About CDAE 1040 A
Provides an introduction to gender, race, class, and ethnicity with particular emphasis on food, population, economic, and ecological issues in sustainable agriculture, food systems, and community development. The geographical focus emphasizes the United States.
Notes
Open to Degree and PACE students
Section Description
Course Overview Every time we purchase and consume food, we are making decisions—whether we acknowledge it or not—about how we participate in food systems. How we participate in food systems is largely and often invisibly informed by how these systems are currently structured and their emphasis on “consumer choice” and corporate profits. In turn, this participation affects the lives of those who are employed in and often reliant upon the business of the production, processing, and distribution of our food. The lives of those who grow our vegetables, pick our fruit, and process our meat are directly impacted by the policy and practice of our food systems. Where this food goes, who it is marketed to and who is able to purchase and consume it is also determined by these same systems. Our participation embeds and implicates us in the policy orientations and social inequities that shape and define these systems. The decisions we make and the available options from which we choose are not natural phenomena but rather the product of the society we live in. This includes our cultural and political paradigms in our understanding of the world, the social rules by which we learn to live, the laws we write, the policies we pass, and the legacies of our national history. Structural racism and injustice are defining attributes of our society and so are inherently embedded within our food systems. As a D1 course, the content of CDAE 1040 describes how and why structural racism shapes the US food system and the ways that this system contributes to (or, in some cases, seeks to address) structural racism and inequity. In particular, we will look at the impacts of racism and racialized violence on the US food system through historical events and their legacies, social and cultural norms, and legal and political institutions.
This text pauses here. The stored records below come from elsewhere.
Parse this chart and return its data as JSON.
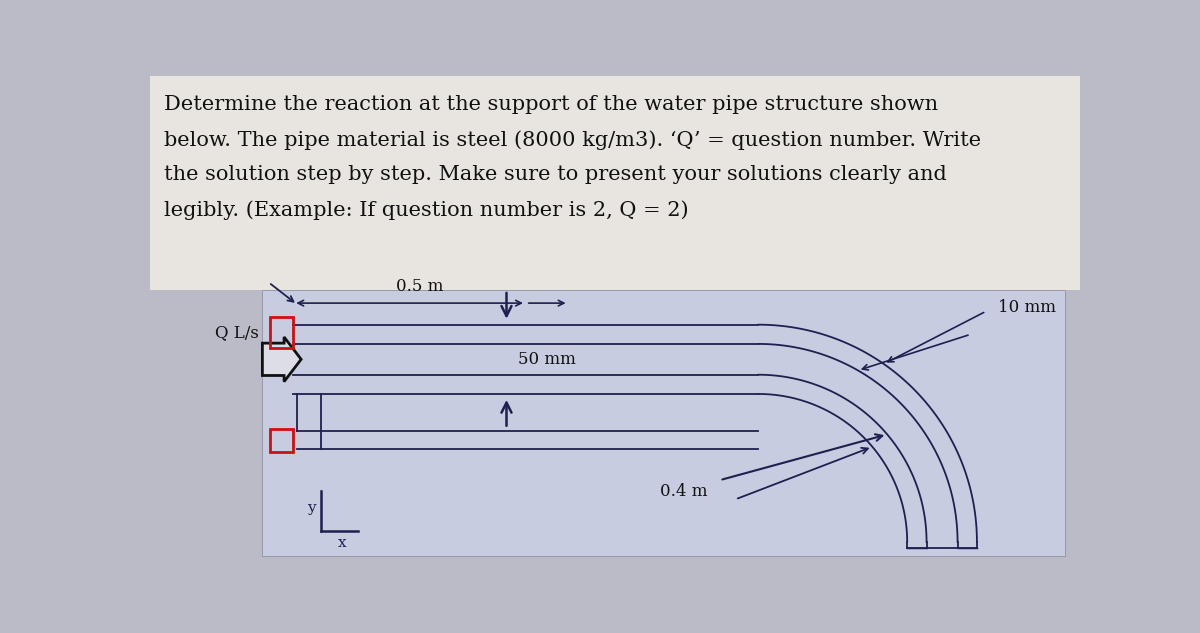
{
  "bg_color": "#bbbbc8",
  "diagram_bg": "#c8cce0",
  "title_lines": [
    "Determine the reaction at the support of the water pipe structure shown",
    "below. The pipe material is steel (8000 kg/m3). ‘Q’ = question number. Write",
    "the solution step by step. Make sure to present your solutions clearly and",
    "legibly. (Example: If question number is 2, Q = 2)"
  ],
  "title_fontsize": 15.0,
  "pipe_color": "#1e2050",
  "red_box_color": "#cc1111",
  "arrow_color": "#111120",
  "dim_color": "#111120",
  "label_05m": "0.5 m",
  "label_50mm": "50 mm",
  "label_10mm": "10 mm",
  "label_04m": "0.4 m",
  "label_QL": "Q L/s"
}
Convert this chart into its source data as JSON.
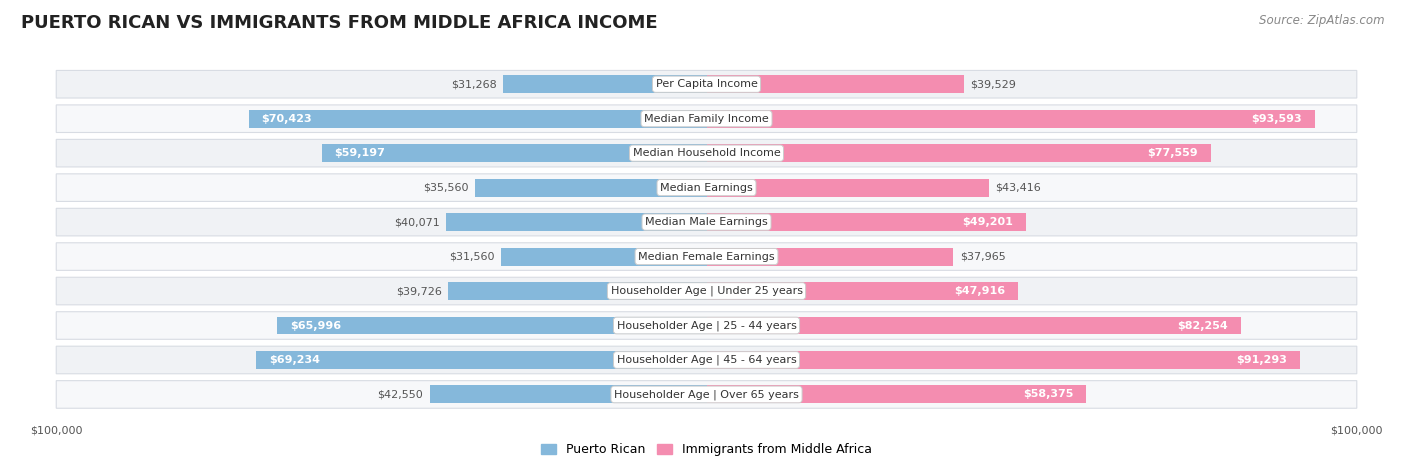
{
  "title": "PUERTO RICAN VS IMMIGRANTS FROM MIDDLE AFRICA INCOME",
  "source": "Source: ZipAtlas.com",
  "categories": [
    "Per Capita Income",
    "Median Family Income",
    "Median Household Income",
    "Median Earnings",
    "Median Male Earnings",
    "Median Female Earnings",
    "Householder Age | Under 25 years",
    "Householder Age | 25 - 44 years",
    "Householder Age | 45 - 64 years",
    "Householder Age | Over 65 years"
  ],
  "puerto_rican": [
    31268,
    70423,
    59197,
    35560,
    40071,
    31560,
    39726,
    65996,
    69234,
    42550
  ],
  "middle_africa": [
    39529,
    93593,
    77559,
    43416,
    49201,
    37965,
    47916,
    82254,
    91293,
    58375
  ],
  "max_val": 100000,
  "bar_color_pr": "#85b8db",
  "bar_color_ma": "#f48db0",
  "label_color_inside": "#ffffff",
  "label_color_outside": "#555555",
  "background_color": "#ffffff",
  "row_bg_even": "#f0f2f5",
  "row_bg_odd": "#f7f8fa",
  "row_border_color": "#d8dce3",
  "legend_pr": "Puerto Rican",
  "legend_ma": "Immigrants from Middle Africa",
  "title_fontsize": 13,
  "source_fontsize": 8.5,
  "bar_label_fontsize": 8,
  "category_fontsize": 8,
  "legend_fontsize": 9,
  "axis_label_fontsize": 8,
  "inside_threshold": 45000
}
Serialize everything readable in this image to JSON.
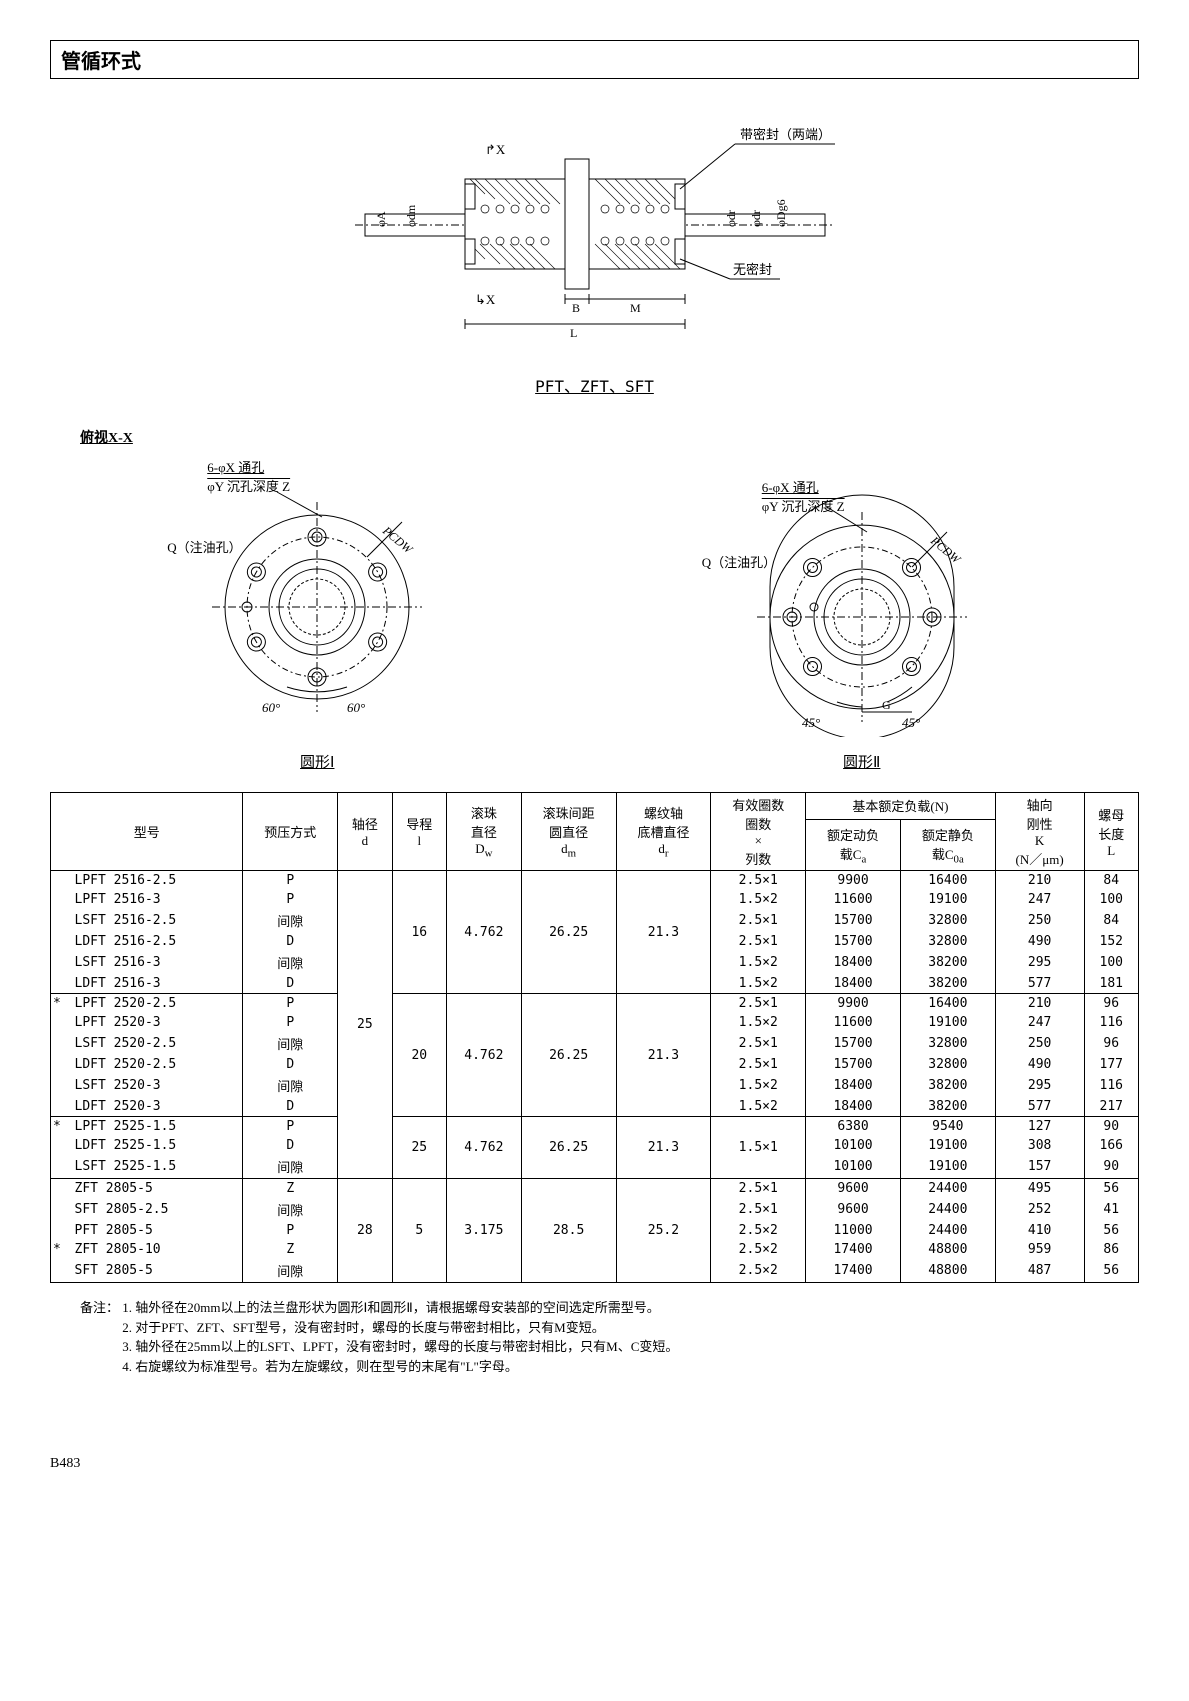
{
  "title": "管循环式",
  "main_diagram": {
    "seal_label": "带密封（两端）",
    "noseal_label": "无密封",
    "dims": [
      "φA",
      "φdm",
      "X",
      "X",
      "B",
      "M",
      "L",
      "φdr",
      "φdr",
      "φDg6"
    ],
    "caption": "PFT、ZFT、SFT"
  },
  "section_xx": "俯视X-X",
  "flange1": {
    "hole_label": "6-φX 通孔",
    "cbore_label": "φY 沉孔深度 Z",
    "oil_label": "Q（注油孔）",
    "pcd_label": "PCDW",
    "angle1": "60°",
    "angle2": "60°",
    "caption": "圆形Ⅰ"
  },
  "flange2": {
    "hole_label": "6-φX 通孔",
    "cbore_label": "φY 沉孔深度 Z",
    "oil_label": "Q（注油孔）",
    "pcd_label": "PCDW",
    "angle1": "45°",
    "angle2": "45°",
    "dim_g": "G",
    "caption": "圆形Ⅱ"
  },
  "table": {
    "headers": {
      "model": "型号",
      "preload": "预压方式",
      "shaft_d": "轴径",
      "shaft_d_sub": "d",
      "lead": "导程",
      "lead_sub": "l",
      "ball_d": "滚珠<br>直径",
      "ball_d_sub": "Dw",
      "pitch_circle": "滚珠间距<br>圆直径",
      "pitch_circle_sub": "dm",
      "root_d": "螺纹轴<br>底槽直径",
      "root_d_sub": "dr",
      "circuits": "有效圈数<br>圈数<br>×<br>列数",
      "load_group": "基本额定负载(N)",
      "dyn_load": "额定动负<br>载Ca",
      "stat_load": "额定静负<br>载C0a",
      "stiffness": "轴向<br>刚性<br>K",
      "stiffness_sub": "(N／μm)",
      "nut_len": "螺母<br>长度",
      "nut_len_sub": "L"
    },
    "groups": [
      {
        "rows": [
          {
            "star": "",
            "model": "LPFT 2516-2.5",
            "preload": "P",
            "circuits": "2.5×1",
            "ca": "9900",
            "c0a": "16400",
            "k": "210",
            "l": "84"
          },
          {
            "star": "",
            "model": "LPFT 2516-3",
            "preload": "P",
            "circuits": "1.5×2",
            "ca": "11600",
            "c0a": "19100",
            "k": "247",
            "l": "100"
          },
          {
            "star": "",
            "model": "LSFT 2516-2.5",
            "preload": "间隙",
            "circuits": "2.5×1",
            "ca": "15700",
            "c0a": "32800",
            "k": "250",
            "l": "84"
          },
          {
            "star": "",
            "model": "LDFT 2516-2.5",
            "preload": "D",
            "circuits": "2.5×1",
            "ca": "15700",
            "c0a": "32800",
            "k": "490",
            "l": "152"
          },
          {
            "star": "",
            "model": "LSFT 2516-3",
            "preload": "间隙",
            "circuits": "1.5×2",
            "ca": "18400",
            "c0a": "38200",
            "k": "295",
            "l": "100"
          },
          {
            "star": "",
            "model": "LDFT 2516-3",
            "preload": "D",
            "circuits": "1.5×2",
            "ca": "18400",
            "c0a": "38200",
            "k": "577",
            "l": "181"
          }
        ],
        "d": "",
        "lead": "16",
        "dw": "4.762",
        "dm": "26.25",
        "dr": "21.3",
        "d_span": true
      },
      {
        "rows": [
          {
            "star": "*",
            "model": "LPFT 2520-2.5",
            "preload": "P",
            "circuits": "2.5×1",
            "ca": "9900",
            "c0a": "16400",
            "k": "210",
            "l": "96"
          },
          {
            "star": "",
            "model": "LPFT 2520-3",
            "preload": "P",
            "circuits": "1.5×2",
            "ca": "11600",
            "c0a": "19100",
            "k": "247",
            "l": "116"
          },
          {
            "star": "",
            "model": "LSFT 2520-2.5",
            "preload": "间隙",
            "circuits": "2.5×1",
            "ca": "15700",
            "c0a": "32800",
            "k": "250",
            "l": "96"
          },
          {
            "star": "",
            "model": "LDFT 2520-2.5",
            "preload": "D",
            "circuits": "2.5×1",
            "ca": "15700",
            "c0a": "32800",
            "k": "490",
            "l": "177"
          },
          {
            "star": "",
            "model": "LSFT 2520-3",
            "preload": "间隙",
            "circuits": "1.5×2",
            "ca": "18400",
            "c0a": "38200",
            "k": "295",
            "l": "116"
          },
          {
            "star": "",
            "model": "LDFT 2520-3",
            "preload": "D",
            "circuits": "1.5×2",
            "ca": "18400",
            "c0a": "38200",
            "k": "577",
            "l": "217"
          }
        ],
        "d": "25",
        "lead": "20",
        "dw": "4.762",
        "dm": "26.25",
        "dr": "21.3"
      },
      {
        "rows": [
          {
            "star": "*",
            "model": "LPFT 2525-1.5",
            "preload": "P",
            "circuits": "",
            "ca": "6380",
            "c0a": "9540",
            "k": "127",
            "l": "90"
          },
          {
            "star": "",
            "model": "LDFT 2525-1.5",
            "preload": "D",
            "circuits": "1.5×1",
            "ca": "10100",
            "c0a": "19100",
            "k": "308",
            "l": "166"
          },
          {
            "star": "",
            "model": "LSFT 2525-1.5",
            "preload": "间隙",
            "circuits": "",
            "ca": "10100",
            "c0a": "19100",
            "k": "157",
            "l": "90"
          }
        ],
        "d": "",
        "lead": "25",
        "dw": "4.762",
        "dm": "26.25",
        "dr": "21.3",
        "circuits_merged": "1.5×1"
      },
      {
        "rows": [
          {
            "star": "",
            "model": "ZFT  2805-5",
            "preload": "Z",
            "circuits": "2.5×1",
            "ca": "9600",
            "c0a": "24400",
            "k": "495",
            "l": "56"
          },
          {
            "star": "",
            "model": "SFT  2805-2.5",
            "preload": "间隙",
            "circuits": "2.5×1",
            "ca": "9600",
            "c0a": "24400",
            "k": "252",
            "l": "41"
          },
          {
            "star": "",
            "model": "PFT  2805-5",
            "preload": "P",
            "circuits": "2.5×2",
            "ca": "11000",
            "c0a": "24400",
            "k": "410",
            "l": "56"
          },
          {
            "star": "*",
            "model": "ZFT  2805-10",
            "preload": "Z",
            "circuits": "2.5×2",
            "ca": "17400",
            "c0a": "48800",
            "k": "959",
            "l": "86"
          },
          {
            "star": "",
            "model": "SFT  2805-5",
            "preload": "间隙",
            "circuits": "2.5×2",
            "ca": "17400",
            "c0a": "48800",
            "k": "487",
            "l": "56"
          }
        ],
        "d": "28",
        "lead": "5",
        "dw": "3.175",
        "dm": "28.5",
        "dr": "25.2"
      }
    ]
  },
  "notes": {
    "label": "备注：",
    "items": [
      "1. 轴外径在20mm以上的法兰盘形状为圆形Ⅰ和圆形Ⅱ，请根据螺母安装部的空间选定所需型号。",
      "2. 对于PFT、ZFT、SFT型号，没有密封时，螺母的长度与带密封相比，只有M变短。",
      "3. 轴外径在25mm以上的LSFT、LPFT，没有密封时，螺母的长度与带密封相比，只有M、C变短。",
      "4. 右旋螺纹为标准型号。若为左旋螺纹，则在型号的末尾有\"L\"字母。"
    ]
  },
  "page": "B483"
}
Social issues are inextricably linked to food and how we interact with food systems in the United States. As an S1 course, CDAE 1040 uses a social science lens to explore how individuals, groups, and institutions affect and interact with each other. Through systematic investigation, we will generate explanatory frameworks for understanding human behavior, action, and social practices. We will examine past and present social problems; think critically about individual, local, regional, and global contexts; and learn how social scientists strive to improve societal well-being.